Nostalgia Porn
Didn't you love The Matrix (Just the good one!)? Do you remember how awesome Austin Powers was? OMG, how much did you love A Clockwork Orange? Batman and Robin? Space Jam (2021) is the latest creative work that looks to profit off a deep indulgence in the fond memories generated by remembering your favorite parts of your favorite movies.
But, larger than Space Jam, it feels like movies and TV these days are drowning in properties that want to capitalize on your fond memories.
There's absolutely nothing wrong with nostalgia. Merriam-Webster defines nostalgia as a wistful or excessively sentimental yearning for some past period or irrecoverable condition. It's that feeling you get when you remember something that made you feel good from a time when you had less stress and less to worry about. No individual work can purely be nostalgia, this feeling exists between you and the film.
Why would creators work so hard to capitalize on nostalgia? Many may have a genuine desire to explore their own feelings of comfort from the past.
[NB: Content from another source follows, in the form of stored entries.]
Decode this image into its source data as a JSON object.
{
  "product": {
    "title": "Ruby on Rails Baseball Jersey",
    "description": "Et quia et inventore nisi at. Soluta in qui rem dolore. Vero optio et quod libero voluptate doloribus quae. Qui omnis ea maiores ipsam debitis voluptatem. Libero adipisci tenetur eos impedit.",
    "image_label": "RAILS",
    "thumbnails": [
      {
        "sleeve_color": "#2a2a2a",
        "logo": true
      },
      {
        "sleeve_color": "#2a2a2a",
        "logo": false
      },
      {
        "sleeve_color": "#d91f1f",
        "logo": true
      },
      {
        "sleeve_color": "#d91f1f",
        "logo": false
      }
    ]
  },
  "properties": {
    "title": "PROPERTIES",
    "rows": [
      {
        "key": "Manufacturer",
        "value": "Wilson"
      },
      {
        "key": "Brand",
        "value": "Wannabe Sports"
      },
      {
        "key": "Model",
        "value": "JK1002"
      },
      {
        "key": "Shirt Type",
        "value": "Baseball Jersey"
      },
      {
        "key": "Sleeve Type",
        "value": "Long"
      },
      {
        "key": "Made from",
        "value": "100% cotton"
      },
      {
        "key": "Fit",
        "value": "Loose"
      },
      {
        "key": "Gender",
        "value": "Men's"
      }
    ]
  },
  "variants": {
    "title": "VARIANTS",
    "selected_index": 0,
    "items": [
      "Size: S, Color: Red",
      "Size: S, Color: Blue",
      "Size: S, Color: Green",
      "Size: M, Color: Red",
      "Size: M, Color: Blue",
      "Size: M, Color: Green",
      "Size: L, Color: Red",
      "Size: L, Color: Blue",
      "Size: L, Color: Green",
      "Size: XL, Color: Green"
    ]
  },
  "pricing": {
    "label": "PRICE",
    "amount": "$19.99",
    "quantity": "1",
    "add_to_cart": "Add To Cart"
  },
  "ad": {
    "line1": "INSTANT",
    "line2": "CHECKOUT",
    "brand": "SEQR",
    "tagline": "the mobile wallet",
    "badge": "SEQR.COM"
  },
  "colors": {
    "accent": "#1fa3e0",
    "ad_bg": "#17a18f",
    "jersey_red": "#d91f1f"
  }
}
Certainly, the more authentic works that explore the past are an attempt to work through something sincere.
It feels like every other day there's another Stranger Things or Ready Player One, and once you notice it, it's easy to feel a little bit preyed upon when you first notice it. Has this been happening all along and you're only just noticing it? The answer is really that it has been happening all along, just not to you.
Because nostalgia isn't an inherent property of a film or show, but rather something created between the creative work and the viewer, even when what you're watching was deliberately created to provoke nostalgia you're not guaranteed to experience it. It's difficult to recognize something as nostalgic if you never experienced the original feeling. It's a complicated feeling. "Classic" television was all about nostalgia and creating a world that most Americans never experienced. Don't let your parents lie to you and tell you that TV wasn't always like this. Shows like Leave it to Beaver or The Andy Griffith Show weren't just nostalgia for people who watched them years after the fact, they were contemporary works of nostalgia even in their own time.
Happy Days literally gives the game away in its name. It's an attempt to recall the happy days that may or may not have ever existed at all. But if you never lived these times, it's hard to recognize them as the disingenuous nostalgia pornography that they are.
It's fascinating to live in a time where so many people have a version of our shared history in their head that was never real. I grew up with people talking about how the country used to be, and their version of how it used to be was very much shaped by who they were when they lived it because this world has not provided equal experiences for everyone.
So, despite how it feels, things just aren't that different today than they always have been. You're just getting old enough to be the one targeted by the constant appeals to the things that you have warm feelings about. So, congratulations on getting older.
This is all a very indirect way of saying that you should allow yourself to feel nostalgic and to enjoy the things that gave your life meaning, but to be cautious and aware of how that shapes your worldview. However, because of the wide-ranging impacts from how your nostalgia impacts the people around you and because of how it can be used to manipulate you, it's important to be critical of that nostalgia. It's absolutely possible to do both.